Given the lack of holdings from this Court regarding the potentially prejudicial effect of spectators’ courtroom conduct of the kind involved here, it cannot be said that the state court “unreasonabl[y] appli[ed] clearly established Federal law.” §2254(d)(1). No holding of this Court required the California Court of Appeal to apply the test of Williams and Flynn to the spectators’ conduct here. Therefore, the state court’s decision was not contrary to or an unreasonable application of clearly established federal law.


The Court of Appeals improperly concluded that the California Court of Appeal’s decision was contrary to or an unreasonable application of clearly established federal law as determined by this Court. For these reasons, the judgment of the Court of Appeals is vacated, and the case isremanded for further proceedings consistent with this opinion.

It is so ordered.


1 The record contains little concrete information about the buttons. The buttons were apparently two to four inches in diameter and displayed only a photograph of Studer. It is not clear how many family members wore the buttons or how many days of the trial they wore them.
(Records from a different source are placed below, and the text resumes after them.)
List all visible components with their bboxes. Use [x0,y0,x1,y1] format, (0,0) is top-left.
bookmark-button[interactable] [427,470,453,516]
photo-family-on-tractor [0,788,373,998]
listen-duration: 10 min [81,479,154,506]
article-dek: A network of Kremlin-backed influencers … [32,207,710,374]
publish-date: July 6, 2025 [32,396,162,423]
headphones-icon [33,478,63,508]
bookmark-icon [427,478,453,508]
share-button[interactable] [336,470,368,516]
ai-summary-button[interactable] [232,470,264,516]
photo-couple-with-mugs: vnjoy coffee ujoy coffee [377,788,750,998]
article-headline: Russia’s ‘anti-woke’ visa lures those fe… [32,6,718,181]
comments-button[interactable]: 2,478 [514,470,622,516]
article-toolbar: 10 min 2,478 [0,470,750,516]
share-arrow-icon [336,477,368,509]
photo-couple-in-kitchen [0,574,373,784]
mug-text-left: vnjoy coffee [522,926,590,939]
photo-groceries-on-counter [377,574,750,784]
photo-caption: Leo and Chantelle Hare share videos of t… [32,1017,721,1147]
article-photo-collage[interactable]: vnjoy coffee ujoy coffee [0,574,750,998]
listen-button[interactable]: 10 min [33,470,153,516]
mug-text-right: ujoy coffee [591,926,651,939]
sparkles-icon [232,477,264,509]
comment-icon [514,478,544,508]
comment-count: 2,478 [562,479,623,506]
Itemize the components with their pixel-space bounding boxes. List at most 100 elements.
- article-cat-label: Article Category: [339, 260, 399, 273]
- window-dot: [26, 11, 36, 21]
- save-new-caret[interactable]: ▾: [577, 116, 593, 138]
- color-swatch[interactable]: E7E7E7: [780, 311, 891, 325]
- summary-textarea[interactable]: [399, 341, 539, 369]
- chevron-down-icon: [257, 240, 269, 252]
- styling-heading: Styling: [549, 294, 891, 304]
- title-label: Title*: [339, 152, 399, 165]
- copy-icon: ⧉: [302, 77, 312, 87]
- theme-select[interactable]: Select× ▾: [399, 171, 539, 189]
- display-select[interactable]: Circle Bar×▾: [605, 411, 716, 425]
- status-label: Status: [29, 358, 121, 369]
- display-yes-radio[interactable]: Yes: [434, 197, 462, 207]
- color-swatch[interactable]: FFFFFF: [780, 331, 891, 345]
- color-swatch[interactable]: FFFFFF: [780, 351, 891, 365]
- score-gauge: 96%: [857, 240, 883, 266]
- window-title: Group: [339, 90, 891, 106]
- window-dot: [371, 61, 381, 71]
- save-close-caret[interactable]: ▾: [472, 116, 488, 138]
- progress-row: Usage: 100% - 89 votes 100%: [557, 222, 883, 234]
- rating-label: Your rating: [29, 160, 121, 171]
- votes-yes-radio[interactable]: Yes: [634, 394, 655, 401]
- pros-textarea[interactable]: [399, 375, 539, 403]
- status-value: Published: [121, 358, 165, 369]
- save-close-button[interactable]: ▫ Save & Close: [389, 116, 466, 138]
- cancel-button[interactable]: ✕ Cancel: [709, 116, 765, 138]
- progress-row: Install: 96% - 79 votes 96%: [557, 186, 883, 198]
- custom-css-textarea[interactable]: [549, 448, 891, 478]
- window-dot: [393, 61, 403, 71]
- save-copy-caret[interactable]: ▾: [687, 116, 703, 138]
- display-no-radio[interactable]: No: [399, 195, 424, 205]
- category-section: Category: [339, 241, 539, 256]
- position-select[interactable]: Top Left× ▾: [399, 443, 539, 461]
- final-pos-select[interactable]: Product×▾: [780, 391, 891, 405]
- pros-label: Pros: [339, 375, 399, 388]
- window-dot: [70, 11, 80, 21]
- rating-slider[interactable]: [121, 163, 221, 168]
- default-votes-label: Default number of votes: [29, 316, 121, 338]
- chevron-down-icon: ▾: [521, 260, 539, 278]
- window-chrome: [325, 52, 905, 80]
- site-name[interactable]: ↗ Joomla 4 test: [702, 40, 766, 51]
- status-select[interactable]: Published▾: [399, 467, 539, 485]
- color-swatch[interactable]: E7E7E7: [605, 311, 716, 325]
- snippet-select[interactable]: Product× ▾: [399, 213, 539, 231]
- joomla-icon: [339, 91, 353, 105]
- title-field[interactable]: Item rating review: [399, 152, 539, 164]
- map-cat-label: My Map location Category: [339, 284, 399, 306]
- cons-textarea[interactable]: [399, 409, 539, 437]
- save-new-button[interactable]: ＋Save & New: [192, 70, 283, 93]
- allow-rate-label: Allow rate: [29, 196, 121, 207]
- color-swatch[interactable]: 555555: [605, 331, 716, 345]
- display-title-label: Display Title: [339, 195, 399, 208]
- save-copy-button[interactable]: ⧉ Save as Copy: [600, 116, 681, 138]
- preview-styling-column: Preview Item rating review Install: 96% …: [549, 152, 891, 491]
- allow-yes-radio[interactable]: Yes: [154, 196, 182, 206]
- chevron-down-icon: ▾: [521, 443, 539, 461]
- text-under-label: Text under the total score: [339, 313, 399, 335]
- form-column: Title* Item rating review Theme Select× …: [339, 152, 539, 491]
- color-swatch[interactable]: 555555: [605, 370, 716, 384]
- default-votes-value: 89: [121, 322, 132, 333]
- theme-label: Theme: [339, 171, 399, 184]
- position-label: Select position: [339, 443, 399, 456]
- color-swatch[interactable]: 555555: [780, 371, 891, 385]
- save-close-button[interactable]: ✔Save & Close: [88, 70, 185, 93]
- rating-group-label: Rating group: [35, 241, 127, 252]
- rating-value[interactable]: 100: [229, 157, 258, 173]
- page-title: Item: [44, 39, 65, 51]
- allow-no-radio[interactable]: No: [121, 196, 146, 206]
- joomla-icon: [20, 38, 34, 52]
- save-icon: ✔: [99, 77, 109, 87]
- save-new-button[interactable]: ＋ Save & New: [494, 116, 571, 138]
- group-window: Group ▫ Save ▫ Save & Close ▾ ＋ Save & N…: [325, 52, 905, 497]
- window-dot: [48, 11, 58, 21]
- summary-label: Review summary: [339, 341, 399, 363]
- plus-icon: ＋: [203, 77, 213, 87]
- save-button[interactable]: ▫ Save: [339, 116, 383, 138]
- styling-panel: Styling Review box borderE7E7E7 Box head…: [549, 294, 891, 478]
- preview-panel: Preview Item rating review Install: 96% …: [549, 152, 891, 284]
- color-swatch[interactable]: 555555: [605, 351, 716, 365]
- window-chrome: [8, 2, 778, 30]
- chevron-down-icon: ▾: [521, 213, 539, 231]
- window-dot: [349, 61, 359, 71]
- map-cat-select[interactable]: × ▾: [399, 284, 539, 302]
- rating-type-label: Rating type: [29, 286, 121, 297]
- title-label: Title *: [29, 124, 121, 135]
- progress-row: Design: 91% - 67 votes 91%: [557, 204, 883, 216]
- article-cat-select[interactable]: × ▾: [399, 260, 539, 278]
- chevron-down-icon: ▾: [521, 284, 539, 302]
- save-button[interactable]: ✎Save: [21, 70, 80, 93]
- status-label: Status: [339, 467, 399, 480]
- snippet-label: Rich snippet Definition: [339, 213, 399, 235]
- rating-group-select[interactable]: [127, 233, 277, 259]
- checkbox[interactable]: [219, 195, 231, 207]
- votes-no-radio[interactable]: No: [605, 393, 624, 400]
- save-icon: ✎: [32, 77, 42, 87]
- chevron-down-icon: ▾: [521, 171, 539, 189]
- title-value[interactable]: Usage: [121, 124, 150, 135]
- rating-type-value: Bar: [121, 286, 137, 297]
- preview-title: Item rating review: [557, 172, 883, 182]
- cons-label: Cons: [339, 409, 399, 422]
2 This Court has considered cases in which the proceedings were a sham or were mob dominated. See Moore v. Dempsey, 261 U. S. 86, 91 (1923) (describing allegations that “the whole proceeding [was] a mask—that counsel, jury and judge were swept to the fatal end by an irresistible wave of public passion, and that the State Courts failed to correct the wrong”); Frank v. Mangum, 237 U. S. 309, 324–325 (1915) (“[T]he disorder in and about the court-room during the trial and up to and at the reception of the verdict amounted to mob domination, that not only the jury but the presiding judge succumbed to it”).